= Mark Pearce (actor) =

Actor

Mark Pearce (born 1976 in Coventry) is a British actor.

At the age of 12 Pearce made his professional stage debut in Cinderella at Belgrade Theatre Coventry.

He went on to study English and Drama at University College of St. Martin's Lancaster before heading to London to study acting at the Central School of Speech and Drama.

Notable credits include his portrayal of 'Fletcher' originally played by Ronnie Barker, in the stage adaptation of the BBC sitcom Porridge at The Lowry Manchester, written by the original writers Dick Clement and Ian La Frenais.

Pearce created the role of Uncle Mamaji in the world premiere of Yann Martel's Life of Pi in 2007.

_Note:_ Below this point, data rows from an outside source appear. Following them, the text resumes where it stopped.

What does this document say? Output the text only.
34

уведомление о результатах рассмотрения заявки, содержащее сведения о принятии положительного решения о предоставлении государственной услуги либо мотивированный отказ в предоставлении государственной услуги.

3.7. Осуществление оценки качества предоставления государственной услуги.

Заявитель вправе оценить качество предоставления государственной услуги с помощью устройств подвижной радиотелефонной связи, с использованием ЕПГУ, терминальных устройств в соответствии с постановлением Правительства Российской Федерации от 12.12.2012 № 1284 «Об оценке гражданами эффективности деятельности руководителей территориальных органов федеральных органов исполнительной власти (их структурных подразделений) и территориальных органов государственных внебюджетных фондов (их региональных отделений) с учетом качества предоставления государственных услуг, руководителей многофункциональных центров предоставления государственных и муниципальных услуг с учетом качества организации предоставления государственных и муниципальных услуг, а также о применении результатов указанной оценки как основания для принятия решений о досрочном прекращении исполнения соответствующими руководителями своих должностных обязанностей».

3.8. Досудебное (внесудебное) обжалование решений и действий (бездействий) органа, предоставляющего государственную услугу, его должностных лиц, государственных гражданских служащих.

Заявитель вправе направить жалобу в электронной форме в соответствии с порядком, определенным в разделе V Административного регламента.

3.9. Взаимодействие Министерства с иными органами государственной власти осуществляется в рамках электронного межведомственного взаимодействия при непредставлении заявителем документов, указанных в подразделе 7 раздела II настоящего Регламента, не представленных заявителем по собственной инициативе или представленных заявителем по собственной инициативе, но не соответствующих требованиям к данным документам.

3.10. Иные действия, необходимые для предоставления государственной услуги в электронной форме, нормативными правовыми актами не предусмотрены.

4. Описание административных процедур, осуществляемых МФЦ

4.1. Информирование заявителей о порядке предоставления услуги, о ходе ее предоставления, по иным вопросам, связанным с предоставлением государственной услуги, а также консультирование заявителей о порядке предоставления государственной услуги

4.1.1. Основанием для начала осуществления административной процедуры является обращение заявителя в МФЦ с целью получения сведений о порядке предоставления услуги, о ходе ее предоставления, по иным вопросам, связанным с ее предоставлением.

In 2009 he performed in a UK tour of Allo Allo, and originated the role of "Hospital Ghost" in the original world premiere production of Matthew Warchus’s Ghost the Musical in Manchester.

Recent West-End appearances include Del Boy in Only Fools and Horses (Theatre Royal Haymarket), Sheriff in Tim Minchin's Groundhog Day (Old Vic directed by Matthew Warchus),Thénardier in Les Misérables at Sondheim Theatre and West End Live (2022)

He also appeared on the final of Britain's Got Talent with the cast of Les Mis

His commercial work includes playing ‘Bruno’ for Swiss Tourism, which has had over 5.6 million views and he is the face and voice of the Taylors of Harrogate campaign (2023).

He plays 'Time Thief Terry' in the CBBC series Odd Squad (2024)

In 2026 it was announced that Mark will be joining the cast of Billy Elliot The Musical playing the principal role of 'George' in the UK tour & West End.